Leda Rafanelli, libertaria e musulmana, giornalista e scrittrice

Della lunga vita (Pistoia, 1880-Genova,1971) di Leda Rafanelli, dedita fin dalla prima giovinezza non solo alla militanza nel movimento anarchico, ma anche all’attività di pubblicista e scrittrice, è impossibile dare in poco spazio una sintesi sia pure estrema. Ci si limiterà, qui, a concentrare l’attenzione sul periodo della sua formazione giovanile, in cui già si incontrano realizzati esempi della sua vulcanica poliedricità.

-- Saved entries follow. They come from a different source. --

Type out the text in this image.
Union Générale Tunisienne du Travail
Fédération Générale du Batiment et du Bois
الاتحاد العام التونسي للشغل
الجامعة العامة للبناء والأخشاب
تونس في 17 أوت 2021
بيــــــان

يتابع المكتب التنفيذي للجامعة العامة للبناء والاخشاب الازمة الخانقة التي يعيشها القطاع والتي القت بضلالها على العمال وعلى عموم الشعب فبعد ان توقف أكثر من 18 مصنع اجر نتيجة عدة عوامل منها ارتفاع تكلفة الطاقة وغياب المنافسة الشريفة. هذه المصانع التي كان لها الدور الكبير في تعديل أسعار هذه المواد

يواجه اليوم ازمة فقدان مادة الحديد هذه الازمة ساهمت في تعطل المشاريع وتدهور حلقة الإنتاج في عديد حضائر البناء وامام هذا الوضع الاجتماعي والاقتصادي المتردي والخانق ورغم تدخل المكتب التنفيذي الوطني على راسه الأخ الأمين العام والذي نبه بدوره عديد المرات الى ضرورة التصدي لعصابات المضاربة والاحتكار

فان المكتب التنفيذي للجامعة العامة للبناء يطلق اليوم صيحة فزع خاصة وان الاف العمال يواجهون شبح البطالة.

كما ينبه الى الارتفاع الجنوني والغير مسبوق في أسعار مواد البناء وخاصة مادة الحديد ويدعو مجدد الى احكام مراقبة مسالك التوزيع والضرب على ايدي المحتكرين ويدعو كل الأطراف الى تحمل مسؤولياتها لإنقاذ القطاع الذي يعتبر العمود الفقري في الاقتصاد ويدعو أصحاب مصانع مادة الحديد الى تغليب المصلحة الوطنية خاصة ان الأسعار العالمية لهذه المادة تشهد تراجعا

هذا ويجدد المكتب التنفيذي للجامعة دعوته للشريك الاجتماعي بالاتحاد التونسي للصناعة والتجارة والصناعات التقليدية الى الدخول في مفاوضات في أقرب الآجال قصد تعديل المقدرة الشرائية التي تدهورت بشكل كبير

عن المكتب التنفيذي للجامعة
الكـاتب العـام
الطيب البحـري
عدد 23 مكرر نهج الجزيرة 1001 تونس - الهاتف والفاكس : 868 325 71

Leda si stabilisce a Firenze nei primissimi anni del ‘900, secondo la ‘vulgata’ (trasmessa dalla maggioranza di suoi biografi e critici) dopo essere rientrata da un soggiorno in Egitto, dove si sarebbe convertita contemporaneamente all’anarchismo e alla fede musulmana. Peraltro non vi è certezza che tale soggiorno sia effettivamente avvenuto e tanto meno che ad Alessandria d’Egitto la giovane Leda abbia avuto contatti con l’ambiente anarchico de “La Baracca Rossa” fondata da Enrico Pea. Se Leda rimase sempre molto sul vago a proposito di quel viaggio, fu lo studioso Pier Carlo Masini, a lungo suo amico, ad accreditare tale narrativa (si vedano: Iréos e Djali, in Luigi Fabbri, Studi e documenti sull’anarchismo tra Otto e Novecento, Pisa, BFS edizioni, 2005 e l’introduzione a Una donna e Mussolini, Milano, Rizzoli, 1946). Lo stesso Masini riporta la descrizione fatta da Leda (nell’inedito Pensieri del 1897) del proprio incontro, che sarebbe avvenuto in questa circostanza, con Luigi Polli.

Quello che invece è certo è che Leda incontrerà (nuovamente o per la prima volta) Luigi Polli, che sposerà nel 1902, nell’ambiente della Camera del Lavoro di Firenze. In questo stesso contesto Leda incontra e stringe amicizia con gli “ultimi internazionalisti” (‘reduci’ della Prima Internazionale antiautoritaria) Giuseppe Scarlatti, Francesco Pezzi e la sua compagna Luisa Minguzzi, fondatrice della prima sezione femminile dell’Internazionale.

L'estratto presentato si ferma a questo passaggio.